As far as treatment, we give each patient a personalized nutrition consultation with a dietician who has extensive expertise in both pregnancy and diabetes. They help develop an individualized meal plan that is responsive to the patient’s blood sugars. When a patient needs medications, we tailor the treatment plan to the specific blood sugar patterns that we see in each person.
Powe: The goal of our research program is to bring all of the advances in diabetes diagnosis and therapeutics from the last decade to pregnant women, who are often left out of clinical studies. Our studies primarily focus on physiology, genetics, and technology.
Powe: One big and exciting study we are doing right now is called GO MOMs. More than 2,000 pregnant individuals from across the country will have joined the study and worn continuous glucose monitors and give blood samples four times over the course of their pregnancy.
Continuous glucose monitors give us 288 glucose readings each day, more than any other way of tracking blood sugar. We’ll look at how these blood sugar profiles relate to traditional gestational diabetes diagnosis and baby birth weights.
The study is expected to revolutionize the way we look for high blood sugar in pregnancy in the first trimester. We are also using the GO MOMs data to see if we can find easier ways to diagnose gestational diabetes, such as using a simple blood test called a hemoglobin A1c.
Another large study we are involved in is called the DECIDE trial. This is a study for people with gestational diabetes who need medication to get their blood sugars to goal. Pregnant people with GDM will be randomly assigned to be treated with either metformin or insulin and followed carefully for 2 years after giving birth. We hope that this study will help us figure out what the best medications are for gestational diabetes.
We are also part of a large study for people with type 1 diabetes called T1D Pregnancy & Me. This study can be fully done online and involves answering questions and giving us access to blood sugar data. We are doing this study because there are still questions about the best ways to achieve the blood sugar goals needed during pregnancy. Although there are many exciting developments in diabetes technology, most of these technologies are not designed to achieve pregnancy blood sugar goals. We hope that this study will help us find ways to improve care and technology for type 1 diabetes in pregnancy.

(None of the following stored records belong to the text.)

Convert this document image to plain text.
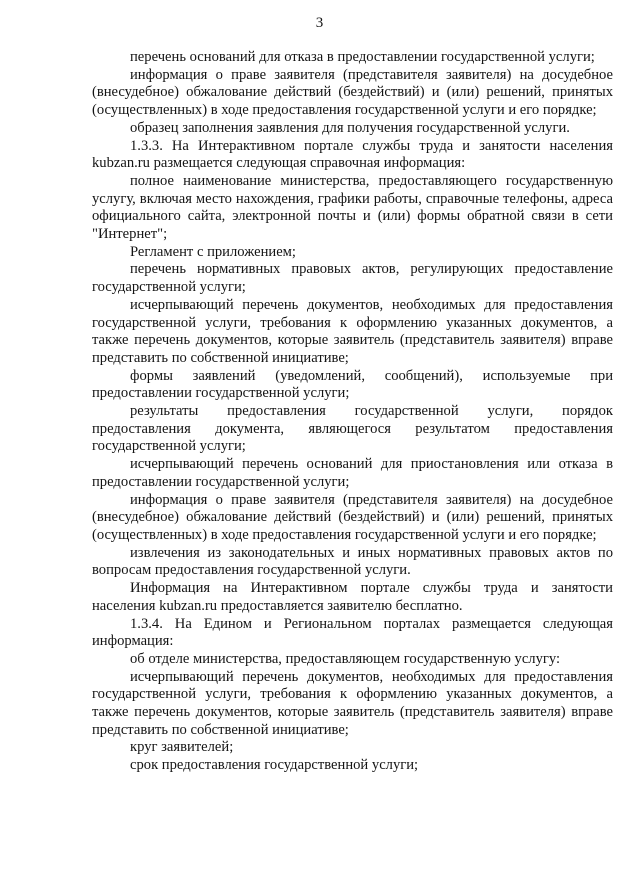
3

перечень оснований для отказа в предоставлении государственной услуги;

информация о праве заявителя (представителя заявителя) на досудебное (внесудебное) обжалование действий (бездействий) и (или) решений, принятых (осуществленных) в ходе предоставления государственной услуги и его порядке;

образец заполнения заявления для получения государственной услуги.

1.3.3. На Интерактивном портале службы труда и занятости населения kubzan.ru размещается следующая справочная информация:

полное наименование министерства, предоставляющего государственную услугу, включая место нахождения, графики работы, справочные телефоны, адреса официального сайта, электронной почты и (или) формы обратной связи в сети "Интернет";

Регламент с приложением;

перечень нормативных правовых актов, регулирующих предоставление государственной услуги;

исчерпывающий перечень документов, необходимых для предоставления государственной услуги, требования к оформлению указанных документов, а также перечень документов, которые заявитель (представитель заявителя) вправе представить по собственной инициативе;

формы заявлений (уведомлений, сообщений), используемые при предоставлении государственной услуги;

результаты предоставления государственной услуги, порядок предоставления документа, являющегося результатом предоставления государственной услуги;

исчерпывающий перечень оснований для приостановления или отказа в предоставлении государственной услуги;

информация о праве заявителя (представителя заявителя) на досудебное (внесудебное) обжалование действий (бездействий) и (или) решений, принятых (осуществленных) в ходе предоставления государственной услуги и его порядке;

извлечения из законодательных и иных нормативных правовых актов по вопросам предоставления государственной услуги.

Информация на Интерактивном портале службы труда и занятости населения kubzan.ru предоставляется заявителю бесплатно.

1.3.4. На Едином и Региональном порталах размещается следующая информация:

об отделе министерства, предоставляющем государственную услугу:

исчерпывающий перечень документов, необходимых для предоставления государственной услуги, требования к оформлению указанных документов, а также перечень документов, которые заявитель (представитель заявителя) вправе представить по собственной инициативе;

круг заявителей;

срок предоставления государственной услуги;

Finally, we are also working on a study of an automated insulin pump system that was developed at Mass General called the iLet Bionic Pancreas. Our goal is to modify the pump so that we can use it for both type 1 diabetes and type 2 diabetes in pregnancy.
Powe: We expect our research to change the face of diabetes in pregnancy care so that pregnant patients benefit from all of the latest advances in diabetes research. Many times pregnant and lactating people are excluded from clinical studies. Because of this, they are the last to get the benefits from new discoveries.
We believe this is wrong and we are working hard to change it. Because Mass General Brigham has so much cutting-edge diabetes research and we are passionate about maternal health, in our Diabetes in Pregnancy Program we prioritize ensuring that our patients are already benefitting from every innovation that we have to offer them.
Powe: In the future, I believe that each person who comes into pregnancy with a diabetes diagnosis, or who is diagnosed with gestational diabetes, will have their unique hormonal and genetic profile analyzed. This will help us develop care plan options for treating their diabetes in pregnancy, leveraging all available technologies. In concert with this, each patient will have a group of doctors and other providers that will respectfully put this profile in the context of each person’s daily life habits, values, personal challenges, and structural barriers, to make sure that the care plan is successful.